I have a 13 week old Vizsla and he loves to jump. He also love to run full speed into you. I was hoping for some advice to limit/stop the behavior.


----------



## NeverGiveUpRAC (Aug 27, 2012)

Cole has knocked everyone in our household down off their feet. He would run full speed and crash right into your legs, front or back and body check you.

What I started doing was...at the park when he would make me a target, or when I called him to me, I would stick my leg straight out like the bottom of my foot would be his view and he would basically play chicken and go around me. After a few times of "Cole!! Come!!" and holding my leg/foot forward to block he would go around me.

I haven't done the leg thing in a while and he hasn't knocked anyone down in a while. 

As for the jumping
...we are still working on it.


----------



## Ozkar (Jul 4, 2011)

With some pups the jumping and the kamikaze attacks might continue for some time. Ozkar was difficult with this one, yet Astro was a breeze. Just be consistent and persistant. 

Another good method is to raise your knee if you know they are in kamikaze mode. They will jump at it a few times till they realise that the outcome is always the same. Your knee in their chest rather than their paws on your body......  

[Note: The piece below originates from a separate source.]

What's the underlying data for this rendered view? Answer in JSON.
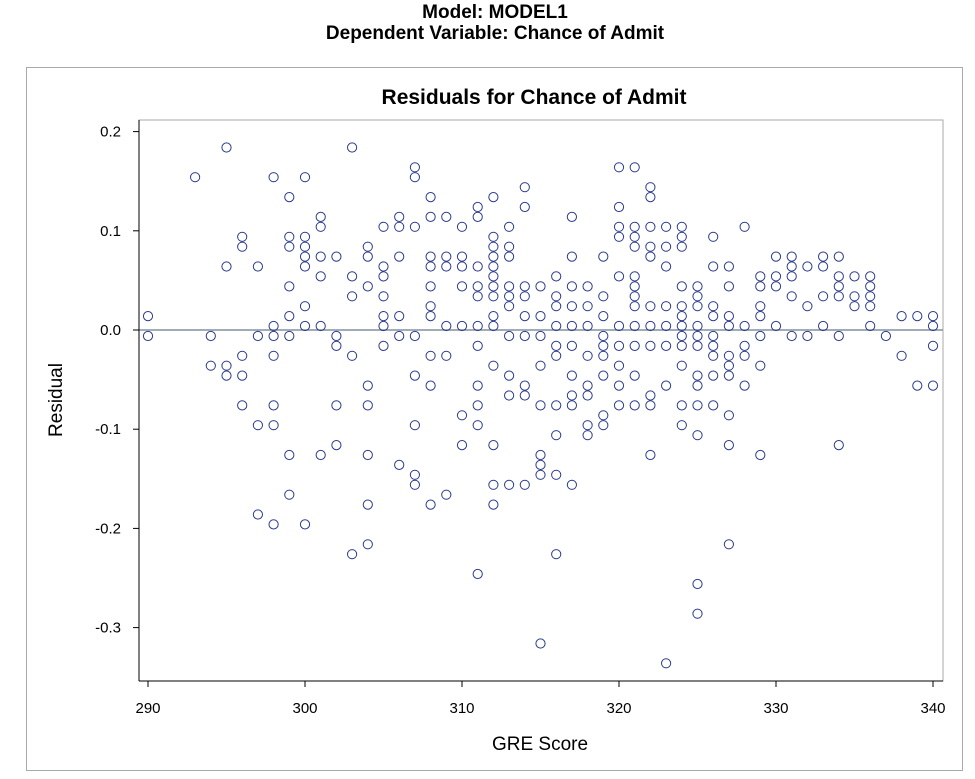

Always try to ensure that pup settles before you give ANY attention. and I mean ANY attention. I found that when they got into jump mode, to completely ignore them and I mean totally, like they are not even there, settles them very quickly.


----------



## SteelCityDozer (Aug 25, 2011)

I also use a knee. With guests Dozer got his shock collar on. Now even if you ask him to "up" he'll rear up but won't touch you. We haven't started Penny on the collar yet but I've started the knee and I will literally walk like I'm marching, knees high, and it keeps her off. Then when she sits, I pet.


----------



## datacan (May 15, 2011)

Tough one, 

www.youtube.com/watch?v=BMIiDTk2h24

http://www.ted.com/talks/ian_dunbar_on_dog_friendly_dog_training.html

Tried it all, but honestly kneeing worked partially. Works for the one who knees the dog and only in that particular setting or situation. Works if everyone knees the dog all the time ;D 

Will grow out if it eventually, mine is almost 2 yr old and still jumps but I have to ask first.


----------



## NeverGiveUpRAC (Aug 27, 2012)

I heard about using the knee as well for jumping...until I heard that you may hurt them this way... 

Could that be possible???


----------